We were out tooling around last night, didn’t feel like going to the grocery or cooking, so we were in a mood to grab some fast food to take home.  Regular readers know that Mrs. Burgerdogboy is not a “burger girl”, but she suggested we grab one, and we did have some coupons in the car.

Her caveat:  she would only go to a drive-thru (Ok, we were wearing pajamas, so that’s somewhat understandable, tho we have eaten in restaurants in our PJs before……guess it depends which ones we (I) have on as to whether or not she thinks it’s a good idea!)

Into Wendy’s, our coupons called for one free cheeseburger with the purchase of fries and drink.  Seemed like a bargain until we tried to order.

Neither of us have a single bone of prejudice in our bodies, but we had a really difficult time ordering from the window person who apparently couldn’t call English her native tongue.

We thought we had accomplished the order until we got to the window, when it not only became apparent our order had not been taken correctly, but that it was taking several (OK, five) non-English native speakers to sort this simple order out.

It finally happened, and off we flew.

First off, I have had Wendy’s “new” fries before, and previously thought they were pretty OK.  I commented at the time that I thought they would be best served right from the fryer, and my opinion on that fact hasn’t changed.  Last nite’s order was a) undercooked, and b) suffering from heat-lamp-itis.  Fail.

The new burger?  I’ve previously tweeted that a number of other bloggers said it was “worth a try,”  but I don’t agree.  I don’t really notice any difference in taste from the previous burgers, which, by their own admission, they had not changed in decades.

New “butter toasted bun?”  Nothing thrilling here folks.  The marketing folks at the Wendy’s machine crow about the condiments, “premium toppings”, “fresh leaf lettuce”, “hand-sliced tomatoes”,  “crinkle cut pickles”, and “sweet red onions.”

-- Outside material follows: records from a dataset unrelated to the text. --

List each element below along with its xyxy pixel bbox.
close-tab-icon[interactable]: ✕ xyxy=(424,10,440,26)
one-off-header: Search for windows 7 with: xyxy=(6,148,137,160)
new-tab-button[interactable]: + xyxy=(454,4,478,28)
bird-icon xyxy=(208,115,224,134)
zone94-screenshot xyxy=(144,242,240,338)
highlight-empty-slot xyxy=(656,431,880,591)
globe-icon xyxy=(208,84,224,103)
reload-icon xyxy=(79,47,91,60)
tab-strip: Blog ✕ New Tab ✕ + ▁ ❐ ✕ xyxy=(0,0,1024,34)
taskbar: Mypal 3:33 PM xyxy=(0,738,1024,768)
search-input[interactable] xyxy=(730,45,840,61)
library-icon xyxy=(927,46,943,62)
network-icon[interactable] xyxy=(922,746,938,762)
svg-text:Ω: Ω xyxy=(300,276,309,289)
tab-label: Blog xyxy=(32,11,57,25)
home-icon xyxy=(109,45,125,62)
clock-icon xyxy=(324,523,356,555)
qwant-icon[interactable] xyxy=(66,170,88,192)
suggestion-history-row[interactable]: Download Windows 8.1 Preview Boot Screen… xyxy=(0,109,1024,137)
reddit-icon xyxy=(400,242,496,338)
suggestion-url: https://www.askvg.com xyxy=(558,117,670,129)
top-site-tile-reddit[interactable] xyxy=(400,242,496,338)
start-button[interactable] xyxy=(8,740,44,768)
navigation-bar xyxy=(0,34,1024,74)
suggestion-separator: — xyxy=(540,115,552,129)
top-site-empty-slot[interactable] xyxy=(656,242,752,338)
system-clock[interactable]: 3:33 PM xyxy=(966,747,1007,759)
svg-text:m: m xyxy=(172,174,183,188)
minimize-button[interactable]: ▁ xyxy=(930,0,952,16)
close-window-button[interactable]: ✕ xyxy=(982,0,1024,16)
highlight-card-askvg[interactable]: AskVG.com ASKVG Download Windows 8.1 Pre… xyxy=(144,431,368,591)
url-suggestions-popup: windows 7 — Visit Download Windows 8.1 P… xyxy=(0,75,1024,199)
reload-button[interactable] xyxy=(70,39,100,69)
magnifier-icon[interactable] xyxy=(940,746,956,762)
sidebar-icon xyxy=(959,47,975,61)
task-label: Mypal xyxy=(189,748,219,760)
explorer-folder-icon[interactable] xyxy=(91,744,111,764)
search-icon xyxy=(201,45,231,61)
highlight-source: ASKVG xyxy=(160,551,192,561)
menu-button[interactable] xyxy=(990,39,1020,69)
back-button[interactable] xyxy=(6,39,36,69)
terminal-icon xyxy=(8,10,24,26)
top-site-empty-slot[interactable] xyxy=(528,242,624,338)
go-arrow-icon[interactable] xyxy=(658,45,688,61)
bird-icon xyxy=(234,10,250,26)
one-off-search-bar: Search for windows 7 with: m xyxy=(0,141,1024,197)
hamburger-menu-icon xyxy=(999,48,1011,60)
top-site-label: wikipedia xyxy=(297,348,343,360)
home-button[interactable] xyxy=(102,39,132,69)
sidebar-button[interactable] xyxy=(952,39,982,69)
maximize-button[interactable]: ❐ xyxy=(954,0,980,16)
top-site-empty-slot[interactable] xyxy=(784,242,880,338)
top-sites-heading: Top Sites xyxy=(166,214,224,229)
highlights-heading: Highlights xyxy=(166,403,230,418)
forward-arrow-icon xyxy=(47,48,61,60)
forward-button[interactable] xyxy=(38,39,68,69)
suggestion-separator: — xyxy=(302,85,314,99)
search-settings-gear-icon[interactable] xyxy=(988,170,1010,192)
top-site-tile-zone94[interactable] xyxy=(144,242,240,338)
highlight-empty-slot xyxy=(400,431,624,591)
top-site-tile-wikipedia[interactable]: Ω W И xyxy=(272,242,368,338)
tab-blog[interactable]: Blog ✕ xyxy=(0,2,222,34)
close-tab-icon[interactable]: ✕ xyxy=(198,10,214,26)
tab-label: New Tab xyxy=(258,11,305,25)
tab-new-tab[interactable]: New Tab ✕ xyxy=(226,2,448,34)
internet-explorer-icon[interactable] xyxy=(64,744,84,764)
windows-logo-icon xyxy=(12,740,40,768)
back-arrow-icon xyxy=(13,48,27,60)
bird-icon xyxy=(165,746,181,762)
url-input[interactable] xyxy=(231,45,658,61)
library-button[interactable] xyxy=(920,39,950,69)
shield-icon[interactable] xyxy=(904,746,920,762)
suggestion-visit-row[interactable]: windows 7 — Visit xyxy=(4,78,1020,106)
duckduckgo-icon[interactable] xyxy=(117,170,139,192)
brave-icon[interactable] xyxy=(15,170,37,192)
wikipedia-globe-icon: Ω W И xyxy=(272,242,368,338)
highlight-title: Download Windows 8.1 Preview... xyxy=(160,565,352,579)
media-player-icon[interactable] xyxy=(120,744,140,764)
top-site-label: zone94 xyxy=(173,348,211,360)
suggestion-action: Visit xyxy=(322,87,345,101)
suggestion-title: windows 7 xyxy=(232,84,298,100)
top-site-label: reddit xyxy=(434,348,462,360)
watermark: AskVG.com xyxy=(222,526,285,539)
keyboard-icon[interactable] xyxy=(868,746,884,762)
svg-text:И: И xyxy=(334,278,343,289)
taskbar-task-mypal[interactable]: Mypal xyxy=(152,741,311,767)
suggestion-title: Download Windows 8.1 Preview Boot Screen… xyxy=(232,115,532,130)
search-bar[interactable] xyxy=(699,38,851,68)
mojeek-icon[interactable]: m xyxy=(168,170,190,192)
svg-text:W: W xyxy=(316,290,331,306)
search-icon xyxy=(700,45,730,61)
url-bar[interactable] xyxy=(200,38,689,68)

One of the things I always liked about Wendy’s was ordering a burger for whatever condiment mood I was in personally:  “onions and mustard only”, “double pickles” or whatever.

Apparently the late Dave wants to give me new choice with the “Hot and Juicy.”  It came loaded up with these toppings and they didn’t do a thing for me.  To make matters worse for my own taste buds, few things I like more on this planet than good dill pickles.  Apparently Wendy’s decided dill wasn’t the way to go, these are more reminiscent of bread and butter pickles.  Did you research what percentage of pickles sold in the US are the bread and butter variety?  In the minority I would guess.  Adding this flavor to a burger blends sweet and savory, usually an awkward kinda thing, as it is here.

As the burger in a bag was handed to us the nanosecond we hit the #2 window, obviously it was not “cooked to order.”  Juicy?  Nah.

So, a bad experience all around.  Except for the price with the coupon, as two people ate for less than $4.00.

Will I be back?  Nah.  I gave up on Wendy’s years ago, they had a chance to win me back, didn’t.

Sorry, Dave.  And by the way, Mr. Local Franchisee?  How can you expect to run a business with help like this?  Put your best person on the order desk.  It’ll pay back.